Three lists of Seven Wonders
There is no single list of the “Seven Wonders” — there are at least three. The classical Seven Wonders of the Ancient World were compiled by Greek writers and listed remarkable Mediterranean monuments. A later Medieval tradition produced several variant lists. In 2007 a global public poll selected the New7Wonders of the World. This tool gathers all three into one searchable reference.
How it works
Pick a list from the dropdown to focus on the Ancient, Medieval, or New7Wonders set, or keep it on “All lists” to browse everything. The search box filters by name, modern country, or status word, so typing destroyed surfaces the lost wonders while Greece finds the Greek ones.

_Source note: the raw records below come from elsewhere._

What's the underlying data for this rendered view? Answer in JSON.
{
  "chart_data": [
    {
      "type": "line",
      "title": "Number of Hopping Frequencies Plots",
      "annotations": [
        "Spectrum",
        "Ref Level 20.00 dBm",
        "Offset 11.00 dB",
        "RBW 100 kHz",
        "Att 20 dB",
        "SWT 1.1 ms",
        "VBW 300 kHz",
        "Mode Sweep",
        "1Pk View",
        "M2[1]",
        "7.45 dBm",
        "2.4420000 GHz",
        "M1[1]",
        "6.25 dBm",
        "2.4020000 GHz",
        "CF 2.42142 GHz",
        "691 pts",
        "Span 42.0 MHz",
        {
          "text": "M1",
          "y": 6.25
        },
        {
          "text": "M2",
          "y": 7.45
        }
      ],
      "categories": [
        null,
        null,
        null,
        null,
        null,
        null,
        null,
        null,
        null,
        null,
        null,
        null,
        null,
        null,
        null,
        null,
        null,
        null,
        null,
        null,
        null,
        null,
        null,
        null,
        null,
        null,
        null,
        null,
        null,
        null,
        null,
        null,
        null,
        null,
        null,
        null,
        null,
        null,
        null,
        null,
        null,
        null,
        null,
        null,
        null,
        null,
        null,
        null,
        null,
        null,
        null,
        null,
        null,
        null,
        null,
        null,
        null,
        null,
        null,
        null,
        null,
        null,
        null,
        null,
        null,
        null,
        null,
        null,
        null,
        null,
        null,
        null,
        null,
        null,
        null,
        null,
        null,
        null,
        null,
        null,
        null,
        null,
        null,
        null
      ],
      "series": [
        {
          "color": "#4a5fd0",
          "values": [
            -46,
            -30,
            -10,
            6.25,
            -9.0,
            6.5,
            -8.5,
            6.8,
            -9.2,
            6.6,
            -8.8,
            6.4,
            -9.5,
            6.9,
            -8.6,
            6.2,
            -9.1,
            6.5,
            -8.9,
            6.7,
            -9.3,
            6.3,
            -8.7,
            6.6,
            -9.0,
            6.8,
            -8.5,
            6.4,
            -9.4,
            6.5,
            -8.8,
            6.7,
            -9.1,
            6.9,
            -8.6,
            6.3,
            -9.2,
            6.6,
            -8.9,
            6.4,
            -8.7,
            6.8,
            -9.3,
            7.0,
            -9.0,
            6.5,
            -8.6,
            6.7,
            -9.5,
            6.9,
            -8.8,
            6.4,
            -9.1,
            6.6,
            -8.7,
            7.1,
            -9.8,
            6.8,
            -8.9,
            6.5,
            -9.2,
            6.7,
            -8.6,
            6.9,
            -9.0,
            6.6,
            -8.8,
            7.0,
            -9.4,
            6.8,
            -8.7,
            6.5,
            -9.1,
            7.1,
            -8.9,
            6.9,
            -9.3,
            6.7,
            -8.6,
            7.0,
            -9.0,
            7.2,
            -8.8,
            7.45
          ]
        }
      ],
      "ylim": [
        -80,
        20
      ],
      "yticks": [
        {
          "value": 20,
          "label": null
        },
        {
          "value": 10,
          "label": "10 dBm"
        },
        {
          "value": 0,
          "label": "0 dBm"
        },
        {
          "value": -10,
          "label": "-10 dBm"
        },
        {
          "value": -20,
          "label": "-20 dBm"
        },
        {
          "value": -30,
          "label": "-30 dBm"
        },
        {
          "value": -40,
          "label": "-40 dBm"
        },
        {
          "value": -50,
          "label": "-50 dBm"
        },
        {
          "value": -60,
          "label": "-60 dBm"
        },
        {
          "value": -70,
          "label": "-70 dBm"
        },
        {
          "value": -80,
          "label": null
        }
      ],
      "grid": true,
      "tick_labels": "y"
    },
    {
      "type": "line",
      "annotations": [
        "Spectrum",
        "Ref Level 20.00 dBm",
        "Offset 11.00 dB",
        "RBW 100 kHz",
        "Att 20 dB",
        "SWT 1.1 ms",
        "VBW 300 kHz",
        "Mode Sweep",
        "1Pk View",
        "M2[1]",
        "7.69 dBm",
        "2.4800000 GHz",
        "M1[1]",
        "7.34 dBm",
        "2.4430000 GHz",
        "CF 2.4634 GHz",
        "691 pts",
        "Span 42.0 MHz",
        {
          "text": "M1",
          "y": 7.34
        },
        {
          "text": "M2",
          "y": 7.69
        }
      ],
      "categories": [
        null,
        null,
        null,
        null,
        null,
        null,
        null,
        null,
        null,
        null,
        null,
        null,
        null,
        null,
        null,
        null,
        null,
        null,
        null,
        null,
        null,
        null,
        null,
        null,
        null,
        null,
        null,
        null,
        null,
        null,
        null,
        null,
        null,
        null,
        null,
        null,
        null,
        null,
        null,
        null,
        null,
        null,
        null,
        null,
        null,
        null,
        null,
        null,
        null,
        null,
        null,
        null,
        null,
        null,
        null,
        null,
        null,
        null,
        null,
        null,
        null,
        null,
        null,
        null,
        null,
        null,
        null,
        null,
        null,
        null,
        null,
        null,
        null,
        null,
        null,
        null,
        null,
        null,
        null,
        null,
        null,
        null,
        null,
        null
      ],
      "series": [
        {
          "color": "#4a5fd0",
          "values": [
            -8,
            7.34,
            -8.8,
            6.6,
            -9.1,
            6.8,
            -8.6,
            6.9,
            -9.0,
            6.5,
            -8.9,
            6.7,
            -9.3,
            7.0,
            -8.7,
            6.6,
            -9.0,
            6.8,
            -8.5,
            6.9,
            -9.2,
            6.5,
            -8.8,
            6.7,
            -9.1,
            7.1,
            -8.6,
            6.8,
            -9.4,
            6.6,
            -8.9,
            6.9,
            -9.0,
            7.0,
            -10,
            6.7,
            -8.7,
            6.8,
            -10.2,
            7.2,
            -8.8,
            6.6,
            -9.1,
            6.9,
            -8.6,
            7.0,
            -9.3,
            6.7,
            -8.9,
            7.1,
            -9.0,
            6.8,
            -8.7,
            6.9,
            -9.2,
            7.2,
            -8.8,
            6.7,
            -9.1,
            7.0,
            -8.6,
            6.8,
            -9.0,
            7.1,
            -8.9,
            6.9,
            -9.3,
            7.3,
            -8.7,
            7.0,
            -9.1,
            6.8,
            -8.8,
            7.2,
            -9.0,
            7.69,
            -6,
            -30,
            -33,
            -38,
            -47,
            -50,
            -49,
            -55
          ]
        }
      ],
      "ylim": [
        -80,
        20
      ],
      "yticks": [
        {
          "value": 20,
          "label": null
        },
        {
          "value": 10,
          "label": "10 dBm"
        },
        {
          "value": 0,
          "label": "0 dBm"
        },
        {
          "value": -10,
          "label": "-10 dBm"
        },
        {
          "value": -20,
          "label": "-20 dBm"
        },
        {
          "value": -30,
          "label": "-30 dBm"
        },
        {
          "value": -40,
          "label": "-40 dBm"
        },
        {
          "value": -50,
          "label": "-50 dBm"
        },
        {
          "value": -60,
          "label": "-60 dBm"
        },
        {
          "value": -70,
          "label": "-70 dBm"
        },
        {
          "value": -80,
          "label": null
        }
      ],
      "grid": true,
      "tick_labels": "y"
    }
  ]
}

Each entry records the modern location, an approximate date built, and the wonder’s current status.
Notes and example
Of the seven classical wonders, only the Great Pyramid of Giza survives — the rest fell to earthquakes (the Colossus of Rhodes, the Lighthouse of Alexandria, the Mausoleum at Halicarnassus), fire (the Temple of Artemis, the Statue of Zeus), or vanished entirely (the Hanging Gardens, whose very existence is disputed). The Medieval list has no authoritative form, so treat it as one common version. The 2007 New7Wonders poll was run by a private foundation, not UNESCO, and added the Great Pyramid as an honorary member outside the public vote.